Ku: The god of war, and one of the few gods under which human sacrifice may have been practiced.

Lono: The god of peace, fertility, and agriculture. It is believed that some Hawaiians may have mistaken the explorer James Cook for Lono.

If so, this could have contributed to his eventual death at the hands of the islanders. The Makahiki festival is held in Loni's honor.

Kanaloa: A god often represented as being complementary to Kane, like the Yin and Yang of Taoism. Kanaloa is the ruler of Mana, the lifeforce of the universe.

The Lesser Gods

In addition to the major gods outlined above, the Hawaiian people also recognized (and in many cases, continue to recognize) many lesser gods, including:

Pele: The goddess of volcanoes and fire and a very important deity for the people of Hawaii.

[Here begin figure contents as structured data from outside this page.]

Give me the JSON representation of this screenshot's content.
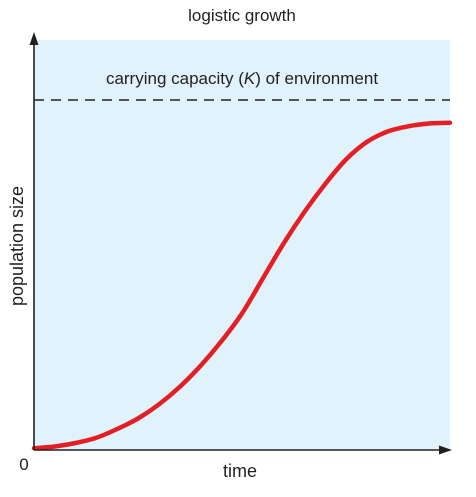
{
  "chart_data": {
    "type": "line",
    "title": "logistic growth",
    "xlabel": "time",
    "ylabel": "population size",
    "x_origin_label": "0",
    "xlim": [
      0,
      100
    ],
    "ylim": [
      0,
      100
    ],
    "grid": false,
    "background_color": "#e0f2fb",
    "axis_color": "#231f20",
    "series": [
      {
        "color": "#e31e24",
        "x": [
          0,
          5,
          10,
          15,
          20,
          25,
          30,
          35,
          40,
          45,
          50,
          55,
          60,
          65,
          70,
          75,
          80,
          85,
          90,
          95,
          100
        ],
        "y": [
          0.5,
          1,
          2,
          3.5,
          6,
          9,
          13,
          18,
          24,
          31,
          39,
          49,
          59,
          68,
          76,
          83,
          88,
          91,
          92.5,
          93.3,
          93.5
        ]
      }
    ],
    "reference_line": {
      "label_prefix": "carrying capacity (",
      "label_symbol": "K",
      "label_suffix": ") of environment",
      "y": 100,
      "style": "dashed"
    }
  }
}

She is said to have been the creator of the Hawaiian islands and is referred to as "Madame Pele".

Hina:  Hina is considered to be the goddess of the moon and her name appears throughout the religions of the Pacific Islands.

Her husband is Maui, an ancient chief and warrior.

Kamapuaʻa: The chief of Oahu, known for his obsession with Goddess Pele.

Laka: The goddess of fertility and the hula, Laka is the wife of Lono, one of the major gods.

Kuula: The god of fishermen.

Kihawahine: Often represented as a giant lizard or dragon and may be missing an eye, which was lost in a fight with Haumea, the goddess of childbirth and the mother of deities such as Pele, Kapo, and Namaka.

Papa: Papahanaumoku is a force of nature and a great healer. Often known as "earth mother", she married Wakea, the "sky father".

Hawaiian Mythology FAQs

To a student of history, Hawaiian religion isn't that far removed from the mythologies created by the greatest and most influential empires in history.

But when you compare it to Christianity and Islam, it is decidedly different, and if you're just learning about this vast and complex world, you might have a few more questions.

Take a look at these quick FAQs:

What is the Kumulipoh?

The Kumulipo is a creation chant that is rooted in the religion's creation myth.

It is separated into sixteen different sections and describes the birth of the universe and all of its creatures, beginning with sea urchins and seaweed.

How Old Are These Beliefs?

Animism, the idea that people, places, creatures, and objects possess a spiritual essence, is said to be humanity's oldest religion.

It's one that you can find all over the world dating back many thousands of years.

However, we don't know exactly when it started, nor do we know when these beliefs reached Polynesia.

What we do know is that they likely landed on the Hawaiian Islands from Tahiti and other islands between 500 AD and 1300 AD.

Do All Hawaiians Believe these Things?

Hawaiians have a unique connection to their land and history.

The island is home to many different faiths, including Christians, Jews, and Buddhists, and while they follow different belief systems and traditions, many of them have some connection to the native Hawaiian belief system.

As with other cultures around the world, some aspects of this religion are followed devoutly and others have worked their way into everyday traditions, but most Hawaiians have a deep respect for their country, its history, and the mythology that frames it.

Did they Practice Cannibalism and Human Sacrifice?

There are reports that the early Hawaiians practiced human sacrifice.

These may have been exaggerated or fabricated by the Europeans, but it's certainly not uncommon for religions of this type to perform human sacrifice.

The idea that they were cannibals is rooted in the belief that they killed and ate James Cook, the first European explorer to encounter the Hawaiians.

They disemboweled and boiled his corpse so they could remove the bones.

Although morbid, it was a funerary practice typically reserved for elders and chiefs, suggesting that they still had a lot of respect for him.

His remains were given to his crew for burial at sea.